Update to Florida Friendly Landscapes and HOAs

If you haven’t joined the Facebook group “Homeowners For Florida Friendly Yards” you probably aren’t aware of all the recent conversations about upcoming hearings, more homeowners being sued by their HOAs and increases in HOA Directors’ insurance and huge deductibles after one lawsuit was won by the homeowner.  Kudos to all those who continue to help conserve our natural resources and keep from contaminating our water supply by standing their ground!

Today a Summary Hearing was held in the Judge’s chambers in Duval County about the lawsuit Marsh Sound HOA filed against one couple for what began as eight violations for installing a Florida Friendly landscape.  As “spectators” were permitted I decided to attend to get a better insight into one Judge’s thought process.  During the course of the past year the complaint’s original eight counts was slowly whittled to only one count (I don’t think the others could “stick”) which was the “common area” of the yard between the sidewalk and the street (the Plaintiffs’ side) and the lack of acceptance or denial by the HOA within the 30 days as stated in the HOA bylaws (the Defendants’ side).

FFL-Gold-Certified-Yard-in-Duval-County
My photo of Sidles’ yard taken June 1, 2013.

The opposing attorney explained to Judge Flower that the HOA strove to maintain a uniform appearance of the “common areas”, i.e. the right of way between the sidewalk and the street with St. Augustine grass, especially since the Defendants’ house is on the “main” road of the community.  When the Judge asked if any of the other right of ways were planted with other than St. Augustine grass the HOA attorney apparently forgot about several other right of ways on the same street that had almost 40% of the area planted with flowers, white rocks, cinch bugs or just weeds.  Luckily the Defendants’ attorney was able to bring up to the Judge about another FFL yard that had been installed a couple years earlier and the Judge then asked if the HOA had sent letters to these or other homeowners to which the HOA attorney said no because the other yard was on a cul de sac and they were waiting before sending notices to the other homeowners.  The Judge responded with “don’t tell me the HOA is waiting on the outcome of this lawsuit before sending any notices?” which resulted in laughter from the rest of us.

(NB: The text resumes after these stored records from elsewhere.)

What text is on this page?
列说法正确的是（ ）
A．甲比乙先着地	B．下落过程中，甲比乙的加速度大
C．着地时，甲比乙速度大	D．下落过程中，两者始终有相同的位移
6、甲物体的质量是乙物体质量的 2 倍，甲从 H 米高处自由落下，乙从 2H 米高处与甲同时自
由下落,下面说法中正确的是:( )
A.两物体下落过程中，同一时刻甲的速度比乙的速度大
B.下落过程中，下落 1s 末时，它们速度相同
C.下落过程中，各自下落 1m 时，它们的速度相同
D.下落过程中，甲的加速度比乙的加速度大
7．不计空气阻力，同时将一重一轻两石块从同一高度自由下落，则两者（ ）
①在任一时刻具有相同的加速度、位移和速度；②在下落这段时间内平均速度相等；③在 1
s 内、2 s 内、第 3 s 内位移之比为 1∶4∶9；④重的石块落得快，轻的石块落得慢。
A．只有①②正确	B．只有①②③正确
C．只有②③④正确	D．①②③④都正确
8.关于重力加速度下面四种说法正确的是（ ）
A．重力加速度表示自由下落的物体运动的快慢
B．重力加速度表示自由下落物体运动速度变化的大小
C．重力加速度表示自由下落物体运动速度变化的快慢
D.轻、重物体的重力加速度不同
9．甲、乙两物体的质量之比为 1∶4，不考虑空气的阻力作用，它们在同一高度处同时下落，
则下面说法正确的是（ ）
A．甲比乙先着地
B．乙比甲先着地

Even though the covenants and restrictions state the homeowner “must maintain the right of way in a neat and attractive condition.  Maintenance shall include regular mowing, irrigation, fertilizing and edging.”  The right of way in question is planted with perennial peanut and agapanthus.  Perennial peanut is a ground cover which can be mowed if desired and has been edged by the homeowners.  No fertilizer has been applied as it is unnecessary and the water run-off goes directly into their lake which flows into the Intracoastal Waterway.

The hearing was on the schedule for only 15 minutes but ended after approximately 45 minutes after Judge Flower asked both attorneys some tough questions they were not expecting.  The Judge kept telling both attorneys he was more concerned with the “processes and procedures” of the HOA Directors’ in handling the issue…did the Board address things verbally to the homeowners or send letters, was there a defined procedure for the Board to follow and what was the history of the covenants and restrictions pertaining to landscaping from the original developers…any amendments, etc. in the following years?  I happened to be at the Board meeting where the Directors verbally told these homeowners they would accept the yard design plan if it was able to be “Gold” certified by the County Extension center (after I explained the different levels of certification to the Board with Gold being the highest).  After certification, the Defendants’ yard was the first Gold certified FFL yard in Duval County!

The Judge did not make a decision to dismiss the case at this hearing since he wanted to know more and assigned both attorneys more homework.  Obviously there is no way to predict if Judge Flower will make a ruling on this case prior to a trial or if he will let it go to trial.  I was very impressed with the way this Judge handled the hearing and admire him for wanting more information.  My most favorite comment from the Judge was directed to the attorneys, “Boys, are you spending all this time and money over this small strip of land?”  Obviously this saga continues…

In the meantime join the “Homeowners For Florida Friendly Yards” group on Facebook and read the comments from one homeowner about the HOA Directors’ insurance premiums doubling and the deductible going to $25,000 after their recent loss to the homeowners or other homeowners that are being sued or enduring harassment from HOA Board members and neighbors.  All this is not a good situation for homeowners, HOAs, Directors or anyone!  Word about the community and legal hassles will spread and no one will want to move into a community where HOA Directors file lawsuits arbitrarily.  Folks, all this turmoil does not help increase property values in a community!

One thought on “Update to Florida Friendly Landscapes and HOAs

  1. We just won our lawsuit. My lawyer found that the HOA by-laws did not permit suing a homeowner for other than financial reasons. He said that the by-laws provided another solution in that they could enter the premises and correct the violation and then bill the homeowner. I’d check that.